Mutual information

Transinformation or mutual information is a quantity from information theory that indicates the strength of the statistical correlation between two random variables. The transinformation is also called synentropy. In contrast to the synentropy of a first-order Markov source, which expresses the redundancy of a source and should therefore be minimal, the synentropy of a channel represents the average information content that reaches the receiver from the sender and should therefore be maximal.

Occasionally, the term relative entropy is also used, but this corresponds to the Kullback-Leibler divergence.

The transinformation is closely related to the entropy and the conditional entropy. Thus, the transinformation calculated as I(X;Y) follows:

Definition about the difference of source entropy and equivocation or receiving entropy and misinformation:

$I(X;Y)=H(X)-H(X\vert Y)=H(Y)-H(Y\vert X).$

Definition about probabilities:

$I(X;Y)=\sum _{{x}}{}\sum _{{y}}{}p(x,y)\cdot \log _{2}\left({\frac {p(x,y)}{p(x)p(y)}}\right).$

Definition via the Kullback-Leibler divergence:

$I(X;Y)=D(p(x,y)\|p(x)p(y)).$

Definition about the expected value:

$I(X;Y)=E\left\{\log _{2}\left({\frac {p(x,y)}{p(x)p(y)}}\right)\right\}.$

If the transinformation disappears, one speaks of statistical independence of the two random variables. The transinformation becomes maximum if one random variable can be calculated completely from the other.

Transinformation is based on the definition of information introduced by Claude Shannon using entropy (uncertainty, mean information content). If the transinformation increases, the uncertainty about one random variable decreases under the condition that the other is known. Consequently, if the transinformation is maximal, the uncertainty vanishes. As can be seen from the formal definition, the uncertainty of one random variable is reduced by knowledge of another. This is expressed in the transinformation.

Transinformation plays a role in data transmission, for example. It can be used to determine the channel capacity of a channel.

Accordingly, an entropy H(Z) can also depend on two different, again interdependent, entropies:

Different terms are used in the literature. Equivocation is also called "loss entropy" and misinformation is also called "irrelevance". The transinformation is also called "transmission" or "mean transinformation content".

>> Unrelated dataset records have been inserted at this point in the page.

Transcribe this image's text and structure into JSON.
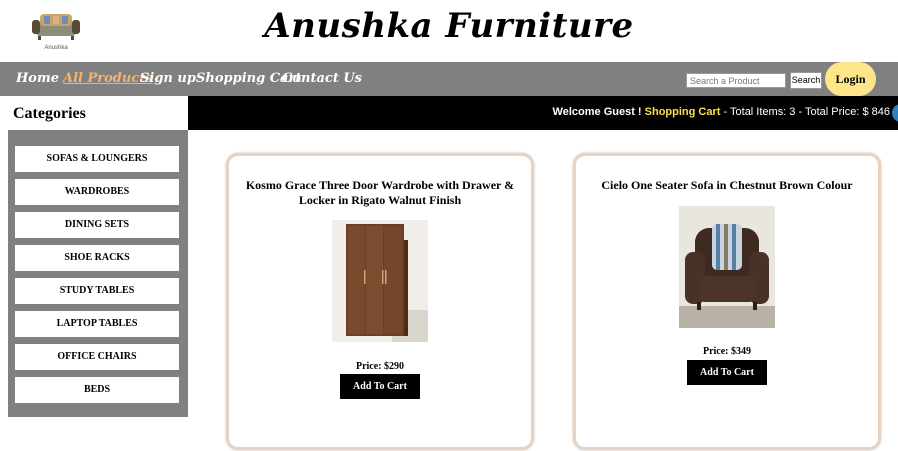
{
  "header": {
    "logo_text": "Anushka",
    "brand": "Anushka Furniture"
  },
  "nav": {
    "items": [
      {
        "label": "Home",
        "active": false
      },
      {
        "label": "All Products",
        "active": true
      },
      {
        "label": "Sign up",
        "active": false
      },
      {
        "label": "Shopping Cart",
        "active": false
      },
      {
        "label": "Contact Us",
        "active": false
      }
    ],
    "search_placeholder": "Search a Product",
    "search_button": "Search",
    "login_button": "Login"
  },
  "sidebar": {
    "title": "Categories",
    "categories": [
      "SOFAS & LOUNGERS",
      "WARDROBES",
      "DINING SETS",
      "SHOE RACKS",
      "STUDY TABLES",
      "LAPTOP TABLES",
      "OFFICE CHAIRS",
      "BEDS"
    ]
  },
  "welcome": {
    "greeting": "Welcome Guest ! ",
    "cart_link": "Shopping Cart",
    "summary": " - Total Items: 3 - Total Price: $ 846"
  },
  "products": [
    {
      "title": "Kosmo Grace Three Door Wardrobe with Drawer & Locker in Rigato Walnut Finish",
      "price": "Price: $290",
      "button": "Add To Cart"
    },
    {
      "title": "Cielo One Seater Sofa in Chestnut Brown Colour",
      "price": "Price: $349",
      "button": "Add To Cart"
    }
  ],
  "colors": {
    "nav_bg": "#808080",
    "active_nav": "#f6b26b",
    "login_bg": "#fde68a",
    "cart_link": "#fde047"
  }
}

A memoryless channel connects the two sources X and Y. Transinformation flows from X to Y. The receiver source Y of the sender source X behaves like a source. No distinction is made between receiver and sender. The more the sources depend on each other, the more transinformation is present.

Two memoryless channels connect three sources. From the sender source X a transinformation of I(x;y) can be transmitted to the receiver source Y. If this transinformation is forwarded, the receiver source Z receives a transinformation of I(X;Z). One can see here clearly that the transinformation depends on the amount of equivocation.

Questions and Answers

Q: What is meant by mutual information?

A: Mutual information is a measure of how much more is known about one random value when given another.

Q: Can you give an example of how mutual information works?

A: Yes, for example, knowing the temperature of a random day of the year will not reveal what month it is, but it will give some hint, which is measured by mutual information.

Q: Does knowing what month it is reveal the exact temperature?

A: No, knowing what month it is will not reveal the exact temperature, but it can make certain temperatures more or less likely.

Q: What are the hints or changes in likelihood explained by?

A: The hints or changes in likelihood are explained and measured with mutual information.

Q: Can mutual information be used to measure other relationships between random values?

A: Yes, mutual information can be used to measure other relationships between random values.

Q: What is the practical use of mutual information?

A: The practical use of mutual information is in data analysis, where it can help identify important factors or variables that are related to each other.

Q: Is mutual information applicable only in data analysis or can it be used in other areas?

A: Mutual information can be used in various fields such as engineering, statistics, computer science, and machine learning, in addition to data analysis.